Un posto a parte merita la
teoria della riflessività di Soros, in base alla quale
i mercati sono influenzati dal mondo ma a loro volta retroagiscono influenzandolo. È una teoria più interessante e sofisticata di quella del mercato efficiente (Soros studiò filosofia con Popper prima di darsi alla finanza per necessità economica) e ha in aggiunta il merito di tenere ampiamente conto del posizionamento più o meno squilibrato del mercato nello spiegarne gli spostamenti. Resta tuttavia l'impressione, nonostante la finanziarizzazione degli ultimi decenni, che l'importanza attribuita ai mercati nella loro retroazione sul mondo sia comunque esagerata.
Ora che i mercati sono di nuovo calmi e in apparente equilibrio si può vedere con chiarezza come la grande paura di agosto e settembre sia spiegabile almeno in parte con la
finanza comportamentale e con la teoria del posizionamento che Soros fa sua, mentre escono in pezzi, ancora una volta, le razionalizzazioni che abbiamo sentito durante l'estate basate, più o meno consapevolmente, sull'ipotesi che i mercati non abbiano fatto altro che reagire alle notizie che sopraggiungevano.

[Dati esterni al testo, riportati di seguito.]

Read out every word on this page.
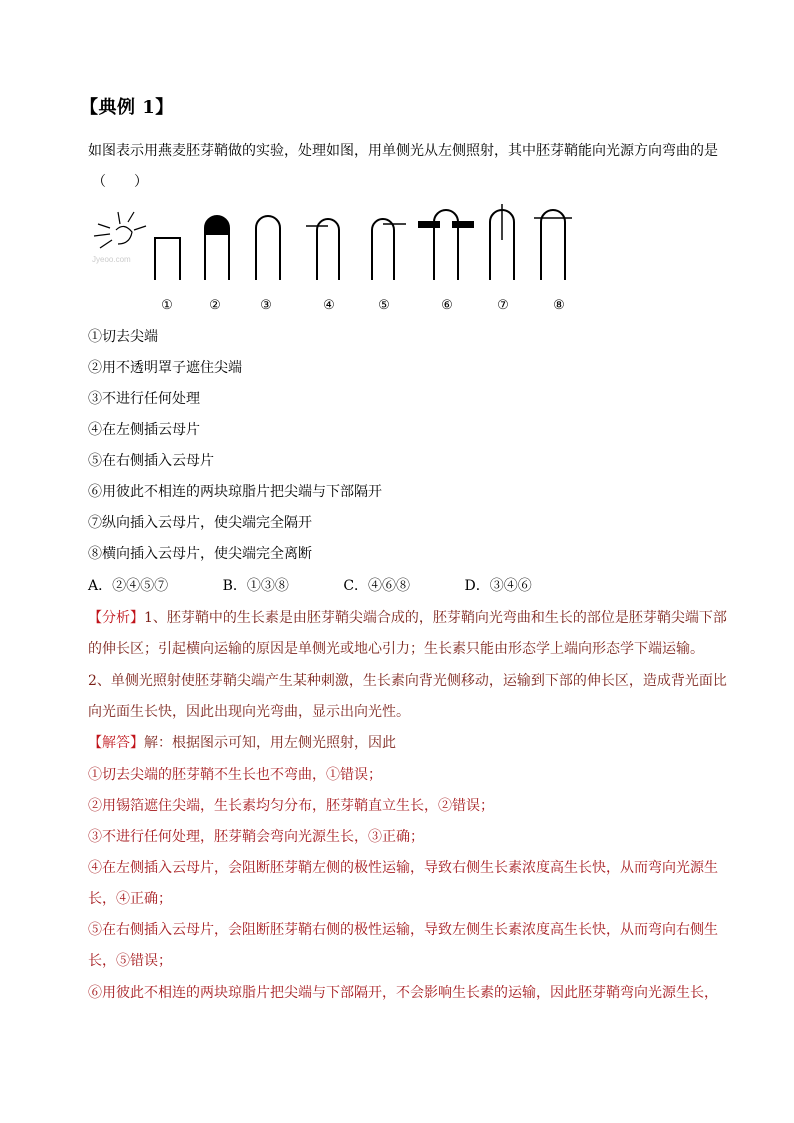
【典例 1】
如图表示用燕麦胚芽鞘做的实验，处理如图，用单侧光从左侧照射，其中胚芽鞘能向光源方向弯曲的是
（　　）
Jyeoo.com
①	②	③	④	⑤	⑥	⑦	⑧
①切去尖端
②用不透明罩子遮住尖端
③不进行任何处理
④在左侧插云母片
⑤在右侧插入云母片
⑥用彼此不相连的两块琼脂片把尖端与下部隔开
⑦纵向插入云母片，使尖端完全隔开
⑧横向插入云母片，使尖端完全离断
A．②④⑤⑦	B．①③⑧	C．④⑥⑧	D．③④⑥
【分析】1、胚芽鞘中的生长素是由胚芽鞘尖端合成的，胚芽鞘向光弯曲和生长的部位是胚芽鞘尖端下部
的伸长区；引起横向运输的原因是单侧光或地心引力；生长素只能由形态学上端向形态学下端运输。
2、单侧光照射使胚芽鞘尖端产生某种刺激，生长素向背光侧移动，运输到下部的伸长区，造成背光面比
向光面生长快，因此出现向光弯曲，显示出向光性。
【解答】解：根据图示可知，用左侧光照射，因此
①切去尖端的胚芽鞘不生长也不弯曲，①错误；
②用锡箔遮住尖端，生长素均匀分布，胚芽鞘直立生长，②错误；
③不进行任何处理，胚芽鞘会弯向光源生长，③正确；
④在左侧插入云母片，会阻断胚芽鞘左侧的极性运输，导致右侧生长素浓度高生长快，从而弯向光源生
长，④正确；
⑤在右侧插入云母片，会阻断胚芽鞘右侧的极性运输，导致左侧生长素浓度高生长快，从而弯向右侧生
长，⑤错误；
⑥用彼此不相连的两块琼脂片把尖端与下部隔开，不会影响生长素的运输，因此胚芽鞘弯向光源生长，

Con l'abbassarsi del polverone possiamo vedere una
borsa cinese stabilizzata e in rialzo del 4 per cento rispetto all'inizio dell'anno. Vediamo anche che il renminbi ha perduto poco più del 2 per cento sul
dollaro. Perché allora i mercati globali hanno reagito come si reagirebbe di fronte a una situazione fuori controllo (e non, semplicemente, gestita male) e come se la svalutazione fosse stata del 20 per cento e avesse segnato l'inizio di una guerra valutaria? Perché non hanno considerato, tra le altre cose, che il
surplus cinese delle partite correnti sta crescendo da mesi grazie al minore costo delle materie prime importate?